# Repatriating to the USA after 6 years



## BuddyBlair (Feb 24, 2015)

Hi All,

I'm an expat who has lived in London since 2008. I've been a tier 2 intra-company transfer since that time and I'm still with the same company. I was originally assigned to be here 3 years but that was obviously extended. My company wants me to return to the US and take on a different role and I'm in the process of planning/negotiating my relo package. Does anyone have any advice as to what sort of compensation should be involved? I still own a house there but I have no car and no stateside financial history for 6+ years so I'm concerned about the unknown impact. 

Any help or advice is greatly appreciated. 

Cheers,
Buddy


----------



## twostep (Apr 3, 2008)

It is impossible to suggest a comp range without information
You can always rebuild your credit.
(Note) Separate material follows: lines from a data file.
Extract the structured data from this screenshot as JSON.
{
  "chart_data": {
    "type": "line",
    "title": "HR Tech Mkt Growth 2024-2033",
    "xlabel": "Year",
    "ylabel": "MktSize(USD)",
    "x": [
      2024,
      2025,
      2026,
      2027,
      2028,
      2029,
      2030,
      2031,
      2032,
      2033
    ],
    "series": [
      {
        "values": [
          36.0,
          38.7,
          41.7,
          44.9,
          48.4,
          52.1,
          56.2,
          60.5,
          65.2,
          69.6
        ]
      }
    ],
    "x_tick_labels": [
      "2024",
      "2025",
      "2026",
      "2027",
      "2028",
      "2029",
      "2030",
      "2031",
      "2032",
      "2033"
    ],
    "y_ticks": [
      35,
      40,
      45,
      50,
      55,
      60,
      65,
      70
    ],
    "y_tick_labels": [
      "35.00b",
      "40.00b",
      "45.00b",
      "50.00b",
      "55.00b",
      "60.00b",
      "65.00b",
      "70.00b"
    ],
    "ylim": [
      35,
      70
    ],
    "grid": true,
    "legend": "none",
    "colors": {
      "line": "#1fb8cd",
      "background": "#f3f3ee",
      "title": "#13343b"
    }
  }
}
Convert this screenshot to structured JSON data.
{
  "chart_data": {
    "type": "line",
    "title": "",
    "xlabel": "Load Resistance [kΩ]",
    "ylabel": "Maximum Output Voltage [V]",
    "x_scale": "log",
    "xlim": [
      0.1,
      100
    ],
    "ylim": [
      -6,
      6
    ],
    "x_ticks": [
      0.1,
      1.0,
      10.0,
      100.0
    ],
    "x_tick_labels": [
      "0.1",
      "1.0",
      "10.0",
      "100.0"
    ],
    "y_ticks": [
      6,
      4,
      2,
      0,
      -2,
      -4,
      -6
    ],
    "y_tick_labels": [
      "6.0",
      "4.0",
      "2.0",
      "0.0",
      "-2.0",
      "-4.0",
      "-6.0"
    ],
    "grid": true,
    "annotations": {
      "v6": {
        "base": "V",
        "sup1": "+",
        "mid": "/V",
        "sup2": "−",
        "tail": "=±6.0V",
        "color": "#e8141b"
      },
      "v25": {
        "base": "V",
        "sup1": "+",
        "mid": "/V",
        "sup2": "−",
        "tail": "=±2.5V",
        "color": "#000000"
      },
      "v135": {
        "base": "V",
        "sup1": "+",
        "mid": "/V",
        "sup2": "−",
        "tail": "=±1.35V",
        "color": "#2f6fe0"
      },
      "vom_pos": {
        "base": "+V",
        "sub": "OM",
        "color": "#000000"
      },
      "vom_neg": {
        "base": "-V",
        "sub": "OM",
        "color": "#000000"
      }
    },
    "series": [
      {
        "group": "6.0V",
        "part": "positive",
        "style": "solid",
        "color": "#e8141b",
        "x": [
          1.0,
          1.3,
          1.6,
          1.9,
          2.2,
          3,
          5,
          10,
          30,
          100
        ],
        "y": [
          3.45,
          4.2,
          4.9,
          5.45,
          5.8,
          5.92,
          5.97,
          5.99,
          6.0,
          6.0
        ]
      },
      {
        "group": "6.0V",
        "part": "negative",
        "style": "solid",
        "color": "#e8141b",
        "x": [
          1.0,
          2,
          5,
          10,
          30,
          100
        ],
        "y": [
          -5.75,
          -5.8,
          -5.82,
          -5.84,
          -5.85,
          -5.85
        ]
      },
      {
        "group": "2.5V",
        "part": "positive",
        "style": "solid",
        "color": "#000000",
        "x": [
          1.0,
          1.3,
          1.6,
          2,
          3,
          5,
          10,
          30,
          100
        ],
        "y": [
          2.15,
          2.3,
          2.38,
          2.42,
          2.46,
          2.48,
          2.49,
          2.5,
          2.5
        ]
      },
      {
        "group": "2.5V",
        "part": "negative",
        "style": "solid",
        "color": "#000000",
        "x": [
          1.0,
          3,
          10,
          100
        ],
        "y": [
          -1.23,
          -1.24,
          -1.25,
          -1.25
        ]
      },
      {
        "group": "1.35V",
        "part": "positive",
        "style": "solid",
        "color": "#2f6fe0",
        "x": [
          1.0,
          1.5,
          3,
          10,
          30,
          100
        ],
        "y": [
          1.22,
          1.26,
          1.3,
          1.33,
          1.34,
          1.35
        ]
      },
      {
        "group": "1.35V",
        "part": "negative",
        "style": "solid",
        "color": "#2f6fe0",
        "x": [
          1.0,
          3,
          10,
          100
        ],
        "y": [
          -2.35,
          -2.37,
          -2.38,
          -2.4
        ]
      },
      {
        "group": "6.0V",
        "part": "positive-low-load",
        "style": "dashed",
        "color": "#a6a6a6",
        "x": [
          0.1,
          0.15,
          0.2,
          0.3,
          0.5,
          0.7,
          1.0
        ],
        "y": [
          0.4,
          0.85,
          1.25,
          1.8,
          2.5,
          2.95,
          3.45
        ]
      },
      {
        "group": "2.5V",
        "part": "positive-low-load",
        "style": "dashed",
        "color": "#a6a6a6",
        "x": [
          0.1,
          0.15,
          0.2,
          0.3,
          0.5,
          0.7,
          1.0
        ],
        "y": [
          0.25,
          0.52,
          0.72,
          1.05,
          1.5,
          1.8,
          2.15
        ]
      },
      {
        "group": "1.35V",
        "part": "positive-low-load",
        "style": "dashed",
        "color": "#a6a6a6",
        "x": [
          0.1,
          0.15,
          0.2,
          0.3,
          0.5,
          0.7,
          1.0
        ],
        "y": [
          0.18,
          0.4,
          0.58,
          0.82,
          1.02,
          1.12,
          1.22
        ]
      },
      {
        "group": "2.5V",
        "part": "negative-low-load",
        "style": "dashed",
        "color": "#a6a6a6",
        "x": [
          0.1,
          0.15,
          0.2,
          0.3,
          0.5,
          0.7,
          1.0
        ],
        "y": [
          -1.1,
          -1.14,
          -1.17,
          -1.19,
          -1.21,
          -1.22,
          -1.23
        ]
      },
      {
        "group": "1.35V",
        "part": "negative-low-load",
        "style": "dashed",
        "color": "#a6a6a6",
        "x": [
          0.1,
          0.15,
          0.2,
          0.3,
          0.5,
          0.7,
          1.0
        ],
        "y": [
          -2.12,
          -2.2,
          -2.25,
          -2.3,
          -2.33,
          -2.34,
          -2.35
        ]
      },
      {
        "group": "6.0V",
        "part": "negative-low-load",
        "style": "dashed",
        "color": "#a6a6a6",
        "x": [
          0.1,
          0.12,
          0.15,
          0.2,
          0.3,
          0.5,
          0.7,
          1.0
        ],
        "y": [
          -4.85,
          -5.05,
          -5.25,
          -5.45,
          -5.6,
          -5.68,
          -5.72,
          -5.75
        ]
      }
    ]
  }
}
Have you pulled it recently.
If the employer is willing to assist with a company vehicle - great!


----------



## BuddyBlair (Feb 24, 2015)

Good point. I don't mean comp range as far as salary goes, I'm more speaking about relocation costs and expenses that aren't yet obvious as part of the move. I guess I'm wondering if people normally get additional compensation for relocating in addition to the costs of movers when they are returning home. If any more details are needed to come up with tips please let me know. 

Thank you for your help.


----------



## Bevdeforges (Nov 16, 2007)

One "perk" that used to be standard for international relocations was an extra one-month's salary to cover replacement of small electrical equipment for the household. (Also helps for general start-up costs of setting up back "home" again.)

You'll have "issues" acquiring insurances (car insurance, f'rinstance) after a long absence. It helps if you're returning to the same area you were in when you left, if you can go back to your old insurer and confirm that they used to insure you. Even six years ago, it can help taking on the standard car and home insurances.
Cheers,
Bev


----------



## twostep (Apr 3, 2008)

Record retention for the insurance industry is something I never gotten into. We had a major claim (whole roof) five years ago and it is not on record anymore with one of the largest carriers.

Consider taxation when it comes to relo perks. 

At the end of the day it comes down to company policy, how much they want to move you and their budget. You opted to leave the U.S. several years ago to advance your situation. Time to take inventory.


----------



## lovestravel (Apr 9, 2012)

We had return move costs in our contract and the company ended up fighting us on the costs. We had to pay for delivery to our destination from usa port. We still haven't bought a car. We still had lots of bills in the usa so credit is still good. UK rental history was fine for apartment rental. All of our costs for delivery of household goods was $7000. We spent about 10 weeks on hotel until our furnishings arrived which cost us about $$9000. We rented a car from hertz for a little while until we got moved to denver where we don't need a car.


----------